Генеалогические отношения с Польшей и Великим княжеством Литовским строились еще сложнее. Здесь тоже было большое количество выездов в Россию, много легенд о происхождении русских дворян от выезжих шляхтичей из Польши и Литвы. При этом вымысел причудливо переплетался с реалиями (Кикины, Бунины, Майковы, Головкины, Коробкины, Баклановские, Крекшины, Волоцкие, Вороновы и др.). Здесь также речь шла о крещении католиков в православие и их чудесном обращении. Главное же заключалось в том, что в XV–XVI вв. Польша имела более развитую генеалогическую культуру, чем Россия. И русские дворяне начинают ее активно заимствовать, приписывать происхождение своих родов к польским гербам, тем самым активно удревняя их, делая более знатными. М. Е. Бычкова очень точно указала на роль польских генеалогий в формировании родословной культуры русского дворянства: «Родословия, восходящие к европейским традициям, написанные по материалам Цицерона или Плутарха или, на худой конец, Стрыйковского или Кромера… позволяли вставить историю своей семьи в контекст мировой истории, пробуждая новые идеи в сознании общества»[380]
. В России в XVII в. ходят переводы польских генеалогий, в том числе переведенная Николаем Спафарием в Посольском приказе «Родословная книга» Лаврентия Хурелича, в которой доказывалось родство русского царя Алексея Михайловича с правящими домами Европы. Родственные связи выводились через дочерей Ярослава Мудрого[381].А как же собственно русское боярство? В какой мере дворяне в Новое время выводили свои корни из национальной истории? Здесь была определенная эволюция, характер которой показан М. Е. Бычковой. В XVI в. все знатные роды, вписанные в родословцы, имели в своей основе легенды о выезде из другого государства. С одной стороны, в XVII столетии такие легенды распространяются не только на боярство, но и на менее родовитое дворянство, которое подражает более именитым представителям сословия. С другой же – появляется множество генеалогий, которые либо вообще не приводят легенд о выездах (Бехтеревы, Боучаровы, Борисовы, Веревские, Волоховы, Голенкины, Горины, Казначеевы и др.), либо выводят свое происхождение из родов, поступивших на службу к великим князьям Московским из древнерусских регионов (Твери, Рязани, Новгорода Великого и т. д.). Кузьмины, Караваевы и Савеловы стали вести свое происхождение от новгородских посадников. Получает хождение легенда о пяти сыновьях Михаила Черниговского, мученика за веру, убитого в Орде в 1246 г. (на самом деле у него был один сын Ростислав), от которых выводилось несколько десятков ветвей дворянских фамилий[382]
. Большую популярность получают истории о выездах на службу к Александру Невскому, Дмитрию Донскому, Василию II Темному, Ивану III, Ивану Грозному[383]. Иными словами, сам факт службы великим князьям владимирским, а также русским государям в XVII в. становится не менее престижным для генеалогии, чем происхождение от иностранной знати.

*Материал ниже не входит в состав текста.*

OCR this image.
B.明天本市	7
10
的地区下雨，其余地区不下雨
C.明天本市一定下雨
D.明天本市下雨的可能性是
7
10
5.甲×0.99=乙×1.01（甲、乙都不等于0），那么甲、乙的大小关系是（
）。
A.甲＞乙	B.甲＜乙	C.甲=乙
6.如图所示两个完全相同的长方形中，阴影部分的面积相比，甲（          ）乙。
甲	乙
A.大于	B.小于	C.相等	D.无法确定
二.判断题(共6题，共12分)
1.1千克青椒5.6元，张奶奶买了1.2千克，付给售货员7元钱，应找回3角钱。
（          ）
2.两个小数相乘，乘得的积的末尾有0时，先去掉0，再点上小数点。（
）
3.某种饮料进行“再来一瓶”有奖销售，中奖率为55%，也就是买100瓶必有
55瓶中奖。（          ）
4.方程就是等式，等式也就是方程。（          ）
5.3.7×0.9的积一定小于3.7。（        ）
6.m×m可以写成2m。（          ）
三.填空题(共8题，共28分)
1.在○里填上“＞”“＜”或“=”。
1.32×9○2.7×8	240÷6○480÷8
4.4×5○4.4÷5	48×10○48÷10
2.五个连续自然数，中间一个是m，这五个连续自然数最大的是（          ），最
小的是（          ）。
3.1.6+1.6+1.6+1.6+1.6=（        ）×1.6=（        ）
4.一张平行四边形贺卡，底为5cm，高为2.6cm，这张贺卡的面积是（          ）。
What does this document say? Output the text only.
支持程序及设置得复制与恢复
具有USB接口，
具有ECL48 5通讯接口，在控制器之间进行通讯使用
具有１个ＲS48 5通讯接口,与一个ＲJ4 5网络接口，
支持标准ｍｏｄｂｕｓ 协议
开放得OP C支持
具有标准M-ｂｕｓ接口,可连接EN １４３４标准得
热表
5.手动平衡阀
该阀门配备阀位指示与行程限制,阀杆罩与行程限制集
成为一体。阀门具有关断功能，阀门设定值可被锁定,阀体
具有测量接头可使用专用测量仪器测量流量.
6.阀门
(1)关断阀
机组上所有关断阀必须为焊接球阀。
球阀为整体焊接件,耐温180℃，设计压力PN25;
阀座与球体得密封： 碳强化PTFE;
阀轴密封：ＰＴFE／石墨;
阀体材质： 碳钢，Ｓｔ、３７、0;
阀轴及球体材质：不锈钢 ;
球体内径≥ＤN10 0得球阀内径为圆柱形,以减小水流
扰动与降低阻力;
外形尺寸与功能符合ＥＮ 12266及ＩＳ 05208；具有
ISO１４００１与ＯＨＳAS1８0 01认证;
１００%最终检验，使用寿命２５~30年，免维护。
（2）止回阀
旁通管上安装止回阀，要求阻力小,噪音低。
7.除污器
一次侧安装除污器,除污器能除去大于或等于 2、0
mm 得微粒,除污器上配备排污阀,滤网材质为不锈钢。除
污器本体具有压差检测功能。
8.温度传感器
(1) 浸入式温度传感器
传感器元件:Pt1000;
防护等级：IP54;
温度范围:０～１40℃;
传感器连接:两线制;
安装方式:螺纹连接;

Это говорит о начинающемся национальном влиянии на генеалогическую культуру.Обобщая наш обзор российских генеалогических легенд, надо отметить следующее. Использование медиевальных символов и образов для любой дворянской генеалогии носит атрибутивный характер. Специфика российской генеалогической культуры состоит в том, что она формировалась под большим иностранным влиянием. Наиболее значительным в XVII столетии следует назвать польское воздействие. Преобладание легенд об иноземном происхождении русской знати свидетельствует об изначальном доминировании в ее культуре имперских тенденций. Русская аристократия формировалась не столько как национальная, сколько как элита империи. Империя, которая вбирает в себя элиты немцев, шведов, татар, поляков, литовцев и многих других, которые принимают православную религию и становятся российским дворянством на службе великим российским государям. Использование медиевальных образов здесь необходимо для показа разнообразия стран и народов средневекового периода, которые потом объединит и сплотит Русь в пределах своей державы.
Визуализация русского Средневековья в начале Нового времени
В средневековой православной традиции изображения правителей практиковались нечасто. Сакрализация императорской власти в Византии выражалась, в частности, и в практике изображения императоров с атрибутами святости. На Руси отмеченная тенденция проявилась в стенописи Софийского собора в Киеве, в фасадной скульптуре Дмитриевского собора во Владимире и в росписи новгородской церкви Спаса в Нередице. На фресках Софийского собора середины XI в. изображена семья Ярослава Мудрого, а на одном из рельефов Дмитриевского собора конца XII в. – многофигурная композиция, представляющая портрет строителя храма – владимирского князя Всеволода III с сыновьями. В стенописи конца XII в. церкви Спаса в Нередице изображен заказчик храма князь Ярослав Владимирович.